Les avocats tunisiens tiennent leurs assemblées électives vendredi 12 et samedi 13 septembre 2025. Demain, quelque 9.000 membres de la profession éliront un nouveau conseil de l'Ordre et désigneront celui ou celle qui succédera à Hatem Mziou au bâtonnat. Trois noms se détachent nettement dans les pronostics : Boubaker Bethabet, Mohamed Mahjoub et Hassen Toukabri. Boubaker Bethabet, favori des jeunes et figure de terrain Me Boubaker Bethabet apparaît comme le candidat le plus en vue. Soutenu par une large frange de jeunes avocats, il est réputé proche – voire très proche – de l'ancien bâtonnier panarabiste Béchir Essid. Signe distinctif : il est le seul des trois prétendants à s'être régulièrement montré dans les procès à caractère politique visant des confrères. On l'a vu notamment à la Maison de l'avocat lors de l'arrestation musclée de Sonia Dahmani et de Mehdi Zagrouba. Me Bethabet entretient par ailleurs des liens solides avec le milieu tunisien des affaires, défendant plusieurs hommes d'affaires actuellement en détention. Paradoxalement, il est aussi connu pour sa proximité avec Me Naoufel Saïed, frère du président de la République. Cette double inscription – auprès du barreau militant et du monde des affaires – en fait un profil à la fois clivant et rassembleur.
Mohamed Mahjoub, l'héritier fragilisé Deuxième favori, Me Mohamed Mahjoub bénéficie d'un soutien historique des régions de Sfax et du Sahel. Plusieurs confrères le décrivent comme le clone de l'actuel bâtonnier Hatem Mziou, dont il partage le style conciliant avec le pouvoir. Mais le vent semble avoir tourné ces dernières semaines. Beaucoup d'avocats disent ne plus vouloir d'un bâtonnier perçu comme accommodant avec le régime, à l'image de ses deux prédécesseurs. Hatem Mziou s'est illustré par une politique d'apaisement, notamment en refusant l'intégration au barreau des magistrats limogés. Cette décision n'a pas seulement laissé ces juges sans ressources, elle a eu un effet bien plus profond : elle a privé les magistrats encore en poste de leur porte de sortie. Jusqu'ici, un juge menacé ou soumis à des pressions politiques pouvait se rebeller en sachant qu'il lui restait l'option de rejoindre la profession d'avocat. En fermant cette issue, Mziou a indirectement contraint de nombreux magistrats à se plier aux injonctions du pouvoir dans des affaires sensibles, faute d'alternative pour préserver leur carrière et leurs moyens de subsistance. Ce contexte provoque aujourd'hui un effritement du vote dans le Sahel et à Sfax, affaiblissant la base régionale de Mahjoub et renforçant mécaniquement la candidature de Bethabet.

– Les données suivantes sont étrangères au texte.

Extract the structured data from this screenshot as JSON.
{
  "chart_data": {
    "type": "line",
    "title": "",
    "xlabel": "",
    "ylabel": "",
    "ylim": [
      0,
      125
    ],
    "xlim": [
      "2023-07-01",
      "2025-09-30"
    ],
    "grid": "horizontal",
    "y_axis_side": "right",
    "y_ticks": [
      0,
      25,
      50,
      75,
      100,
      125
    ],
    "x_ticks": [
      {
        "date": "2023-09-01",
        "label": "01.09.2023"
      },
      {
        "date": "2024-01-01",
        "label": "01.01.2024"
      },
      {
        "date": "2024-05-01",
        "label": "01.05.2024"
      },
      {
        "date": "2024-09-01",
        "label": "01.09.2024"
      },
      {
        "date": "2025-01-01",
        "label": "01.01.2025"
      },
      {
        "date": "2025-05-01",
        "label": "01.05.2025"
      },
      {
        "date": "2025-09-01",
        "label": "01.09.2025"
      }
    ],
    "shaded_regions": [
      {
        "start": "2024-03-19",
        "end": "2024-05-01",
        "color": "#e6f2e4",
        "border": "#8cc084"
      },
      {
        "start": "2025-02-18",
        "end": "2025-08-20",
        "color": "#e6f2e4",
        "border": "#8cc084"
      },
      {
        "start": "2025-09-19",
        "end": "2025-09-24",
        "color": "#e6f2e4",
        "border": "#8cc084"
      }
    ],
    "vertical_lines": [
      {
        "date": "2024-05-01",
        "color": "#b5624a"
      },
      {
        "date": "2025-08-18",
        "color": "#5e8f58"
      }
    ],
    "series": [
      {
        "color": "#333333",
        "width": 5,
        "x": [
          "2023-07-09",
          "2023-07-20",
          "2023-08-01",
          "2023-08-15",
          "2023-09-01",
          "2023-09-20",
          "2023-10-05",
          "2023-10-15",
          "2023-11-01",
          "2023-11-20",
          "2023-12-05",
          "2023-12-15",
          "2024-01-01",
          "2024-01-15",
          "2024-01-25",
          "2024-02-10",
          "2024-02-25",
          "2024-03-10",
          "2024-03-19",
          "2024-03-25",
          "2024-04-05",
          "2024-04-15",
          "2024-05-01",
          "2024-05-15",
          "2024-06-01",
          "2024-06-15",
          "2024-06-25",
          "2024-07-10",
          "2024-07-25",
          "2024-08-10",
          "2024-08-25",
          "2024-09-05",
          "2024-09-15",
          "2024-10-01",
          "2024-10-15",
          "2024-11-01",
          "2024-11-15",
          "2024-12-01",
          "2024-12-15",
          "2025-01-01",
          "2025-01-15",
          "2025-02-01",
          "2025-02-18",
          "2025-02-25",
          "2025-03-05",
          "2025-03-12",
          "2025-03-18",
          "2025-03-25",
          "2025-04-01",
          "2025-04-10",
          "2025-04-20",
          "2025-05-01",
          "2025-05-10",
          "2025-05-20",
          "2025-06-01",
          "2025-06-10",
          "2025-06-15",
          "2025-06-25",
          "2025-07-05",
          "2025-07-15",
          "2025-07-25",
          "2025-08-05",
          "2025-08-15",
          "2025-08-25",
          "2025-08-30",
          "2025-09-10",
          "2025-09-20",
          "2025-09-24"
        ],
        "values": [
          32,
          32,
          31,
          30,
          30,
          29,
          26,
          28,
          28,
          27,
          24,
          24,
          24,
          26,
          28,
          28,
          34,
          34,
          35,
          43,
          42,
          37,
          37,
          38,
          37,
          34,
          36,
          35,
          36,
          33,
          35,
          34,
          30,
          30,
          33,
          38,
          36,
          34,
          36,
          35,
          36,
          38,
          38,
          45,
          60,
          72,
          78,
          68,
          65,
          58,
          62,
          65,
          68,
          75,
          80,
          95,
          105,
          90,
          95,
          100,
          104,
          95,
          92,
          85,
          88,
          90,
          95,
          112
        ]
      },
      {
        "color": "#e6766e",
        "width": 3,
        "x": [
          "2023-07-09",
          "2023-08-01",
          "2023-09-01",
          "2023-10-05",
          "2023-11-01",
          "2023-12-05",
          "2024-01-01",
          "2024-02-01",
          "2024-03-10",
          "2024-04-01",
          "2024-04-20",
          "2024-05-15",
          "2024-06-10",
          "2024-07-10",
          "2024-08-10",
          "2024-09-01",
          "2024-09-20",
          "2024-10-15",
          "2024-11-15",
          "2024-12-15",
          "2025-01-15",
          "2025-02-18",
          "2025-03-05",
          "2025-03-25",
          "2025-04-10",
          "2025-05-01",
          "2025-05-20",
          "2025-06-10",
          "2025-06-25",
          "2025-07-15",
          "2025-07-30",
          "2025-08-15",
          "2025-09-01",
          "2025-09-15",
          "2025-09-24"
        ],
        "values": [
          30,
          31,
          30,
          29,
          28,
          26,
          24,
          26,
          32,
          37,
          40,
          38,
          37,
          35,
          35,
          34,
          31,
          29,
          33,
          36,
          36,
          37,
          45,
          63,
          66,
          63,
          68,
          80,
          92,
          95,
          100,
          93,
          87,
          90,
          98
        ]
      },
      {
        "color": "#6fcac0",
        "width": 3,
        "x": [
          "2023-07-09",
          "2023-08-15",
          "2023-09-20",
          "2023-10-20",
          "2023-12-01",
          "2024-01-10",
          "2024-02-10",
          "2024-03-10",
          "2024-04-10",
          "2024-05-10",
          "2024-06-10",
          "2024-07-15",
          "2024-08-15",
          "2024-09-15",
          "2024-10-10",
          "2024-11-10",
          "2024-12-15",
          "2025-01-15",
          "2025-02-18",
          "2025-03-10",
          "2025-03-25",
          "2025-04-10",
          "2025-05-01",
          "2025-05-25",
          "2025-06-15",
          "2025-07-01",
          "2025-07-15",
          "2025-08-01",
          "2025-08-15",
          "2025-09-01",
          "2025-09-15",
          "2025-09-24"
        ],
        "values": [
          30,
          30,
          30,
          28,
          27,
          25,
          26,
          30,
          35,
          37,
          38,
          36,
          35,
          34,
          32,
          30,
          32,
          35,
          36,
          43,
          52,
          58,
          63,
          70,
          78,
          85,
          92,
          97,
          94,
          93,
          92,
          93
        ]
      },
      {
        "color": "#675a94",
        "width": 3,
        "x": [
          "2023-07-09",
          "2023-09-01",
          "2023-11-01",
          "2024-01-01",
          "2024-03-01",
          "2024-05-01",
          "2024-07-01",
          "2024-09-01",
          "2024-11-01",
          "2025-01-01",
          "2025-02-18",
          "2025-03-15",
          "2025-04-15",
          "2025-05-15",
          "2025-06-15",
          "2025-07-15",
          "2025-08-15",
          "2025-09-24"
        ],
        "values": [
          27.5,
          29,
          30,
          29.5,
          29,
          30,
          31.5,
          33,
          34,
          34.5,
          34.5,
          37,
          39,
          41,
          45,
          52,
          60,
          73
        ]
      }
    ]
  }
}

Hassen Toukabri, le candidat du ni-ni Troisième prétendant, Me Hassen Toukabri est présenté par certains comme le candidat du pouvoir, mais également d'une frange de la gauche. Dans une interview accordée cette semaine au journal Al Qatiba, il a déclaré n'être « ni pour ni contre » le régime de Kaïs Saïed. Cette neutralité affichée constitue en réalité un positionnement implicite : un message envoyé au pouvoir pour signifier qu'il n'est pas un opposant. Durant cet entretien, Toukabri est resté silencieux sur les arrestations d'avocats pour des raisons politiques ou de liberté d'expression. Ce mutisme, relevé par plusieurs confrères, alimente l'idée qu'il incarne une candidature rassurante pour le régime, mais difficile à assumer pour une profession régulièrement ciblée par les autorités.
Un scrutin décisif pour l'indépendance du barreau et de la justice Au-delà du simple renouvellement de l'Ordre, ce vote pèsera sur l'équilibre de tout l'édifice judiciaire. Le refus du bâtonnier sortant d'accueillir les magistrats limogés a créé un vide de protection qui rejaillit sur leurs collègues toujours en fonction : privés d'une porte de sortie vers la profession d'avocat, beaucoup savent qu'ils doivent composer avec le pouvoir pour préserver leur carrière. Dans ce contexte, le choix du nouveau bâtonnier devient bien plus qu'une affaire corporatiste. Entre un favori des jeunes engagé sur le terrain, un héritier du statu quo fragilisé et un candidat de la neutralité ambiguë, le vote de ce week-end sera lu comme un test majeur de la capacité du barreau à défendre sa propre indépendance et celle de la justice elle-même, dernier rempart contre l'emprise du politique.